Face à l’explosion de colère, le gouvernement libanais a multiplié les réunions vendredi, en présence de Riad Salamé, ainsi que d’autres dirigeants des banques du pays. L’injection de dollars sur le marché a été annoncée par plusieurs responsables pour faire remonter la monnaie. «La Banque du Liban a commencé à injecter des dollars. La situation est positive», a déclaré le ministre de l’Industrie. «Il y a une volonté du gouvernement de soutenir la livre. Nous nous sommes accordés pour injecter des dollars sur le marché pour répondre aux besoins nécessaires des Libanais», a déclaré de son côté le vice-président des agents de change, Mahmoud Halawé, ajoutant que les forces de sécurité allaient renforcer leur lutte contre le marché noir.

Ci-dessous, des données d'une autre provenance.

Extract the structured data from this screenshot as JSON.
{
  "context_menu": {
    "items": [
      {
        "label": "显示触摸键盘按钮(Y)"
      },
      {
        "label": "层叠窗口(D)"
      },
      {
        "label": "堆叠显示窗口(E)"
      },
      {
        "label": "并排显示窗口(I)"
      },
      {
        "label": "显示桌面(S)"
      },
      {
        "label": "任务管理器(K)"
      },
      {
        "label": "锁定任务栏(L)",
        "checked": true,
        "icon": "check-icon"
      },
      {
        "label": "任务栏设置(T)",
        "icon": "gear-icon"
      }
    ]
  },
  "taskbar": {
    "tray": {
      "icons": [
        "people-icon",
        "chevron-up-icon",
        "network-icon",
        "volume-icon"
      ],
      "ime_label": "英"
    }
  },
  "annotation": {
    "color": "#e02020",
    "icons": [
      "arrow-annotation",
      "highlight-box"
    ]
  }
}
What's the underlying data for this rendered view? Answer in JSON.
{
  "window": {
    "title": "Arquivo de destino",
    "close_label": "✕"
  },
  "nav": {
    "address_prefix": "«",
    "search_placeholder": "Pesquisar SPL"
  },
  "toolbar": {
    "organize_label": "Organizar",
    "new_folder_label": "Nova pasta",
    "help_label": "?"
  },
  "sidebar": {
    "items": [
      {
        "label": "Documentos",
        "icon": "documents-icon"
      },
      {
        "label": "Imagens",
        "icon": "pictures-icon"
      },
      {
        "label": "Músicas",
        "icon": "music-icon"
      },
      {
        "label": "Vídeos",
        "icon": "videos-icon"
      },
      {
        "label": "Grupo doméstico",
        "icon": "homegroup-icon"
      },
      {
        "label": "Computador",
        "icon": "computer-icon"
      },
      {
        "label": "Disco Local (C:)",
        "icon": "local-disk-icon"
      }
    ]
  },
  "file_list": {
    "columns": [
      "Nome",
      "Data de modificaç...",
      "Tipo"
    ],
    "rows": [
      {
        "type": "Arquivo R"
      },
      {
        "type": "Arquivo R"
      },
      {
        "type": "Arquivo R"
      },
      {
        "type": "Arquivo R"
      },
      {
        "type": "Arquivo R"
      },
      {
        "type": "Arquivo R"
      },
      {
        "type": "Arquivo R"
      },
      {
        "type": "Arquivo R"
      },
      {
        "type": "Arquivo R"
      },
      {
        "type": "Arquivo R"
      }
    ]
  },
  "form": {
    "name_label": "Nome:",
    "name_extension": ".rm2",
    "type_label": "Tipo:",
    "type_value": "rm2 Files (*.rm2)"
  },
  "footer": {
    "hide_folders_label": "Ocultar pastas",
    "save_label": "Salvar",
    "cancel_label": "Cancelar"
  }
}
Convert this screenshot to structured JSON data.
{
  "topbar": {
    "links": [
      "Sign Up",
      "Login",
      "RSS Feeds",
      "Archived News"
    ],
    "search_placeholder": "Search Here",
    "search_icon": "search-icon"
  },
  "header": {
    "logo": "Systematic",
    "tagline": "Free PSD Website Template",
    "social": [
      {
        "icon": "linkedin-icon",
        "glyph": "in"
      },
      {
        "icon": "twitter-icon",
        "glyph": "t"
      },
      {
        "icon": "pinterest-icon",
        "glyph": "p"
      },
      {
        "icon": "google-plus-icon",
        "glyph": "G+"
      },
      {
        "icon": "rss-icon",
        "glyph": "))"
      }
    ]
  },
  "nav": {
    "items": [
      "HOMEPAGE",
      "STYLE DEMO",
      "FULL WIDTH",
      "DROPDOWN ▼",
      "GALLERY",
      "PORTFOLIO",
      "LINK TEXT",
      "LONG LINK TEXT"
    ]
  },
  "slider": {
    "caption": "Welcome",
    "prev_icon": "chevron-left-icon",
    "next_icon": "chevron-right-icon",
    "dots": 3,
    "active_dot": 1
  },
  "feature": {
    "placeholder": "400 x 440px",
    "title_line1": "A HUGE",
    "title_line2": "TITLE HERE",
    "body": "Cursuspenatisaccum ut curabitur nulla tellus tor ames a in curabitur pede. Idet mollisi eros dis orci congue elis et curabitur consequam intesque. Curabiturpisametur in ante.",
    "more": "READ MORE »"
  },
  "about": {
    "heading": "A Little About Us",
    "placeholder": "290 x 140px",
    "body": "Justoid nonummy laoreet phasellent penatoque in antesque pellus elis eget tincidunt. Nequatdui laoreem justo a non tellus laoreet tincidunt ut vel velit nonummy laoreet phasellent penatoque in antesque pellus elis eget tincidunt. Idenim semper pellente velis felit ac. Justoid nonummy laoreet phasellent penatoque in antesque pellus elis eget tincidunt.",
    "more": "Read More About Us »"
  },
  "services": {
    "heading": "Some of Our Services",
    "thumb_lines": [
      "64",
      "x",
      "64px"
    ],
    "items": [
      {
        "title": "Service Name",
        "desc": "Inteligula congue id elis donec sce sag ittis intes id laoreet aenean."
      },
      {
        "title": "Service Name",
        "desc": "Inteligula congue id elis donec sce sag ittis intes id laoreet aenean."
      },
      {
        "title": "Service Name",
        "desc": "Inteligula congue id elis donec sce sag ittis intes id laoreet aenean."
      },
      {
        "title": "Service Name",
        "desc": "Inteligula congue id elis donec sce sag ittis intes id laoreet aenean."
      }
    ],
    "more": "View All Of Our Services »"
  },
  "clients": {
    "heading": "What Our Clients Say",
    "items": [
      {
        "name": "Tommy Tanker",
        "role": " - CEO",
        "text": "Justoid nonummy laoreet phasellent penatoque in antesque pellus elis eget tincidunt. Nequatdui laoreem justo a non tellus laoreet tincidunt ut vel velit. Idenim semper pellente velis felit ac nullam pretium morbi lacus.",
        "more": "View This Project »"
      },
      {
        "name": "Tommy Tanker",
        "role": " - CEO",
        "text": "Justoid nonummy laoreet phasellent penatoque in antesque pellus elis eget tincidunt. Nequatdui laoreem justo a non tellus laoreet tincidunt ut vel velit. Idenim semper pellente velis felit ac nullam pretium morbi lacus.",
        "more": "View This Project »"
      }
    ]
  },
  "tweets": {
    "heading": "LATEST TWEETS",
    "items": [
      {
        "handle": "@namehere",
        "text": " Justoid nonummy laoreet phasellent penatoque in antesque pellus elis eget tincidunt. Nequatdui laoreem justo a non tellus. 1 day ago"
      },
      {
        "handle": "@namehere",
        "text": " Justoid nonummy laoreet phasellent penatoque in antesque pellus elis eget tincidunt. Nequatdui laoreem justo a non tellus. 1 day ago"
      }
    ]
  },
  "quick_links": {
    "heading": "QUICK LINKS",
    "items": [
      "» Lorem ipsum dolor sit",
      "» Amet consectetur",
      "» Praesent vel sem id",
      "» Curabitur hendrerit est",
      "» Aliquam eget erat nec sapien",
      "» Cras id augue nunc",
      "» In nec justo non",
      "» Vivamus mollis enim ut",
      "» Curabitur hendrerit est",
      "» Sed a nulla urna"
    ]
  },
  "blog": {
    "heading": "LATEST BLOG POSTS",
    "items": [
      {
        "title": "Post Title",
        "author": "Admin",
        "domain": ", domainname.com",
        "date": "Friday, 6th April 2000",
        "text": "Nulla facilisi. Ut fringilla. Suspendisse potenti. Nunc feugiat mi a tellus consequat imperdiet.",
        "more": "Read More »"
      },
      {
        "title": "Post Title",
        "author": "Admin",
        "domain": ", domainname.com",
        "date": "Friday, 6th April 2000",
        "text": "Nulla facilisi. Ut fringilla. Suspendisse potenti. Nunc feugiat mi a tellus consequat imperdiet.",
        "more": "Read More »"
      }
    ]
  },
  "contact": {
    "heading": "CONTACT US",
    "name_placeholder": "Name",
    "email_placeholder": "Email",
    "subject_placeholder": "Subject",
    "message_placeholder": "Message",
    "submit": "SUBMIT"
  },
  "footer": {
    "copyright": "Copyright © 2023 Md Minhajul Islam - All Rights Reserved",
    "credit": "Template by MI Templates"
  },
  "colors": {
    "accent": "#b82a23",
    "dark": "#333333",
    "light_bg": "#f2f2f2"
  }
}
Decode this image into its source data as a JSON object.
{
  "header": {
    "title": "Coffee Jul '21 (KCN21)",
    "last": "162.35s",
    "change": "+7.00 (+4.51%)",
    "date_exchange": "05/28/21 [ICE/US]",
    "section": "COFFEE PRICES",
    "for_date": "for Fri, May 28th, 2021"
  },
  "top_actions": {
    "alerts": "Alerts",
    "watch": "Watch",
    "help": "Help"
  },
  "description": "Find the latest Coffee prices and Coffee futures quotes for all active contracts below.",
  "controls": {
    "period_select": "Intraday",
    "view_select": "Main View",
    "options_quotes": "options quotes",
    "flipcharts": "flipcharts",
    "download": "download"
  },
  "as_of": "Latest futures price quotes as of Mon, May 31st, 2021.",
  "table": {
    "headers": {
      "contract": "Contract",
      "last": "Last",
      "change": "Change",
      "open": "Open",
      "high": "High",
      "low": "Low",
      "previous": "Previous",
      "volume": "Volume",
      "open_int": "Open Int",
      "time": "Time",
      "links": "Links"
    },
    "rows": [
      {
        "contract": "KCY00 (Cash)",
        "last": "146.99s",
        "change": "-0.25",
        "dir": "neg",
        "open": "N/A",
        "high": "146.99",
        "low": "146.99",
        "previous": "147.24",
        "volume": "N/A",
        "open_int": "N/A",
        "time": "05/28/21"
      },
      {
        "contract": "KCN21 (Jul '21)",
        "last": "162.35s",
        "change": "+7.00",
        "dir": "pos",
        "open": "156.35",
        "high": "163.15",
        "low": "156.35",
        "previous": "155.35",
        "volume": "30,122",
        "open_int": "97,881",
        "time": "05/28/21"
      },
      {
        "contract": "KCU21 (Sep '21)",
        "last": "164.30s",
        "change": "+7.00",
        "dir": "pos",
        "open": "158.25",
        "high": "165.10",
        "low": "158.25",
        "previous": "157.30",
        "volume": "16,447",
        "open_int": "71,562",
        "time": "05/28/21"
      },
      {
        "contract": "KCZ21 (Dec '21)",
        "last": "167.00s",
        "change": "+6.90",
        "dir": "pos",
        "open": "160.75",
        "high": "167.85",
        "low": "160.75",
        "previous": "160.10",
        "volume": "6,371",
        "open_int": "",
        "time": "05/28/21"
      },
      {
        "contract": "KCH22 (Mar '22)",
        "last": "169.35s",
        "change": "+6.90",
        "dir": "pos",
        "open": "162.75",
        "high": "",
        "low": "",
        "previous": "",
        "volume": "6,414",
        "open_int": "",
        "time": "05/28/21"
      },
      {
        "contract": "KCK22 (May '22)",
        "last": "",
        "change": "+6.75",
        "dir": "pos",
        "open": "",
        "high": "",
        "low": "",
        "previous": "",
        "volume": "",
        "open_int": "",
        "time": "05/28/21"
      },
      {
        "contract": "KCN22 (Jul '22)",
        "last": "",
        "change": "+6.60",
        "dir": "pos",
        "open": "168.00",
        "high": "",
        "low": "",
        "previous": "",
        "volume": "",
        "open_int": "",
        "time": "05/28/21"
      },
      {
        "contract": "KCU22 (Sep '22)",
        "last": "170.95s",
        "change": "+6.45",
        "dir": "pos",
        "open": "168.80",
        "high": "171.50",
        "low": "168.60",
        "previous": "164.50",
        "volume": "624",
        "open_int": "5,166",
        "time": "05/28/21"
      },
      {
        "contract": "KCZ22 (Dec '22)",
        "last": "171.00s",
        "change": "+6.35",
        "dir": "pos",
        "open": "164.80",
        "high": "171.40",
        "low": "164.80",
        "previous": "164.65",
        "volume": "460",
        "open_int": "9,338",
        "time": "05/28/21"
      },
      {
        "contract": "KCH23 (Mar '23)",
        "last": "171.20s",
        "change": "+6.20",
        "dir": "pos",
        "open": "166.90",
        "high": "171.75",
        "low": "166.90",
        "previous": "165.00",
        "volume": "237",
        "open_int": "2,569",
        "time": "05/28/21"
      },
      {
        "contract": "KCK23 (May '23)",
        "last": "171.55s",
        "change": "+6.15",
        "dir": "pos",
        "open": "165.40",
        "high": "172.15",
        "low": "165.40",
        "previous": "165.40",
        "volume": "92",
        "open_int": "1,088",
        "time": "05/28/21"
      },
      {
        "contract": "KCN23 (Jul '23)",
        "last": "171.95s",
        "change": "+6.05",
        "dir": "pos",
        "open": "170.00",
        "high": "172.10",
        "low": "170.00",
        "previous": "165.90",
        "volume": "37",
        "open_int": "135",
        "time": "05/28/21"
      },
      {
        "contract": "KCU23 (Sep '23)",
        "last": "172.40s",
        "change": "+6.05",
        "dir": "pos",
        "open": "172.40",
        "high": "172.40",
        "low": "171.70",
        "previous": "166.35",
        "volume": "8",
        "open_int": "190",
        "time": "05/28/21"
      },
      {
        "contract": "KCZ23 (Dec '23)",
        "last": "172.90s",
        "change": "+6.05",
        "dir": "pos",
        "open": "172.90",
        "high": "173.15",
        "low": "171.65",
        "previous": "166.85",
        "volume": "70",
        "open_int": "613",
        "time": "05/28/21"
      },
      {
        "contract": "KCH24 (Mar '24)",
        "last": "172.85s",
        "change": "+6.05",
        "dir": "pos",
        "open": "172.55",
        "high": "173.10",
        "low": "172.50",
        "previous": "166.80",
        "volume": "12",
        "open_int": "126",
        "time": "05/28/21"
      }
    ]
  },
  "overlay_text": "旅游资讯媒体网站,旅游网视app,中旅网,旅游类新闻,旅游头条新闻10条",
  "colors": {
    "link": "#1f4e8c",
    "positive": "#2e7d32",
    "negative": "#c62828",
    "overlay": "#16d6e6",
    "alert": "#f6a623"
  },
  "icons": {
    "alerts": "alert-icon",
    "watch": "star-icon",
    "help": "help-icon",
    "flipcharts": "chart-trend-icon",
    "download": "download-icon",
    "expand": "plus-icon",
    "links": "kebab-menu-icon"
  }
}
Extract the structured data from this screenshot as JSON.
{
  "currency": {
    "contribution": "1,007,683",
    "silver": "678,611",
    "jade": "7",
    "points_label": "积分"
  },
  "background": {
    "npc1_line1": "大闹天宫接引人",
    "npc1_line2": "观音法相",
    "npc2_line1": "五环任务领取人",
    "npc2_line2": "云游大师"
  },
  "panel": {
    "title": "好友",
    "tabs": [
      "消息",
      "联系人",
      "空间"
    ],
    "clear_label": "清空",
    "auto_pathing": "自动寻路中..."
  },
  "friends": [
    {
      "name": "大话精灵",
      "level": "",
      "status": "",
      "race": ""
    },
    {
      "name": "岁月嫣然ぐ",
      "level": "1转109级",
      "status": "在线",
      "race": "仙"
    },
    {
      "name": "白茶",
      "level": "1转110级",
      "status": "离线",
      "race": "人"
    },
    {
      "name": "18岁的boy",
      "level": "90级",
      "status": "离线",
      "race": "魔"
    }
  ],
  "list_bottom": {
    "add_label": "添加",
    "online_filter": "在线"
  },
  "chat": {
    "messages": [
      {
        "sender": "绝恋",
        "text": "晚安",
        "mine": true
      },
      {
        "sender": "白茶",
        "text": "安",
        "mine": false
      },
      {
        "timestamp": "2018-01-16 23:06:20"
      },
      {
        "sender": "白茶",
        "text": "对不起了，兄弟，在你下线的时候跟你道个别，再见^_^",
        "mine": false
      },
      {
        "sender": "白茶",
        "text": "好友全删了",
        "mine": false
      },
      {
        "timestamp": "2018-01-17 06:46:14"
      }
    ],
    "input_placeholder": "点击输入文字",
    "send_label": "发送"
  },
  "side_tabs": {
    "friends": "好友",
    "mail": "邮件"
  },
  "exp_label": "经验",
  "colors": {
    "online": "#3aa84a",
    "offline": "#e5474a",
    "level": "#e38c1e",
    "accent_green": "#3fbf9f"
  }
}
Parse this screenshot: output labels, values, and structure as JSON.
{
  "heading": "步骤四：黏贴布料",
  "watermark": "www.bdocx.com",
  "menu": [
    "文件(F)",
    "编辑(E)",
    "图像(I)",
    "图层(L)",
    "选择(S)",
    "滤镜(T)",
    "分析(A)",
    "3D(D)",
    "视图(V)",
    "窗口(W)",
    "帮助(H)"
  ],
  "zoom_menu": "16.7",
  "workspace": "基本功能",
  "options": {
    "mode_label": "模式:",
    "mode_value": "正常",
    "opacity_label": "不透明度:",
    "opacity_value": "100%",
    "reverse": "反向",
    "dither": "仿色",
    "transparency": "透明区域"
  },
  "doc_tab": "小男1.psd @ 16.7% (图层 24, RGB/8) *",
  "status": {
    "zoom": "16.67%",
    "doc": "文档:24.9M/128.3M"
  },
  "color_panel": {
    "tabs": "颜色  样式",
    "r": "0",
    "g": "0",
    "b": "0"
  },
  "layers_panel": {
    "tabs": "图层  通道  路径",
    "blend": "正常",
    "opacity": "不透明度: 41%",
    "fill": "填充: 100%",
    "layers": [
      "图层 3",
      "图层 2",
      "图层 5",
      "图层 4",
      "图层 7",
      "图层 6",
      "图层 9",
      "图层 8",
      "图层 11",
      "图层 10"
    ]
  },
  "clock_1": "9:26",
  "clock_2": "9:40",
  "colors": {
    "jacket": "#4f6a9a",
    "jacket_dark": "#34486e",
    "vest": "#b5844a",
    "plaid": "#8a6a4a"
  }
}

«Une simple piqûre de morphine», réagit un commerçant de Beyrouth joint par téléphone. «La réalité, c’est qu’il n’y a plus d’argent disponible chez qui que ce soit», affirme Joseph Tohmé, du mouvement «Citoyens et Citoyennes dans un Etat». Ce parti politique fondé récemment prône une refondation totale du système politique libanais. Il appelle à une manifestation ce samedi réclamant la fin du «gouvernement de répartition» confessionnel et la constitution d’un «gouvernement de transition pour établir un projet politique alternatif».
Corruption et incompétence
La formule de répartition du pouvoir entre communautés libanaises est remise en question depuis la grande révolte déclenchée en octobre 2019. Les difficultés économiques ces dernières années ont été l’un des catalyseurs du soulèvement inédit, pour dénoncer une classe politique quasi inchangée depuis des décennies, accusée de corruption et d’incompétence. «Pendant plus de vingt ans, le Liban a vécu grâce aux capitaux déversés de l’étranger par les pays du Golfe, l’Iran ou les expatriés libanais, conclut Joseph Tohmé. Tout cela s’est tari ces dernières années. Mais le gouvernement est dans le déni.»